Para não dizer que não se falou das flores, Curitiba é de fato cidade promissora no ensino básico e no atendimento nas unidades de saúde. Palmas. Mas em pratos limpos é cada vez mais difícil sustentar que se parece aos seus rótulos. Chegou a hora de redimir a capital de seus clichês. A eles.

A sociedade organizada deve se perguntar por que o nosso arrojo urbanístico não se refletiu num arrojo educacional, principalmente nas esferas do ensino médio, nosso calo. Por que a reciclagem de lixo estagnou em 20%. Por que o conhecimento acumulado desde os tempos das canaletas não saneia nosso trânsito. Por que a cidade das dezenas de sociedades étnicas e clubes do passado, do Calçadão e da Boca Maldita, se entrega à artificialidade dos shoppings e condomínios fechados.

Um refresco para todas essas questões do ano 318 pode ser seguir os conselhos de Lucrecia: não desistir de ver Curitiba. E se bem prestarmos atenção, essa moça "tá diferente". Na pesquisa de patrimônio imaterial capitaneada pelo antropólogo Ozanam de Souza, da Casa da Memória, ela remarca divisas e forma redes em torno do futebol e do hip-hop.

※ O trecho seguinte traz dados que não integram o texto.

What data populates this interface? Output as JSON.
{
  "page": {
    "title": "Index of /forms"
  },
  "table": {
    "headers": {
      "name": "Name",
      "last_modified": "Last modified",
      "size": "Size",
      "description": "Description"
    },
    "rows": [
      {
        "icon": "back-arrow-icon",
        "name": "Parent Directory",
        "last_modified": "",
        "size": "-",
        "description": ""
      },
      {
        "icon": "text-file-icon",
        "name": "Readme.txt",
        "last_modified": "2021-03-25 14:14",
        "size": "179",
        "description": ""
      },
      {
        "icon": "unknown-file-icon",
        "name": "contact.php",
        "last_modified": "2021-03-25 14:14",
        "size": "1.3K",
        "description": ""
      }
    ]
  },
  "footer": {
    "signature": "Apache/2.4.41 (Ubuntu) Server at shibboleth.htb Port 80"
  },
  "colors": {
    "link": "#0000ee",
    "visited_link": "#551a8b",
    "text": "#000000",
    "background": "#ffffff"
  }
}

Nas "quadras culturais", bicicletadas, coletivos e Sohos, ela atrai a moçada, que senta no chão e pede de volta o direito à rua. Há as cooperativas de estilistas do São Francisco. E as ruas São José dos Pinhais, Isaac Ferreira da Cruz e Tijucas apinhadas de gente em todas as horas. Algo diz que os curitibanos querem regar a árvore na calçada. Tomara nos permitam esse verdadeiro espetáculo.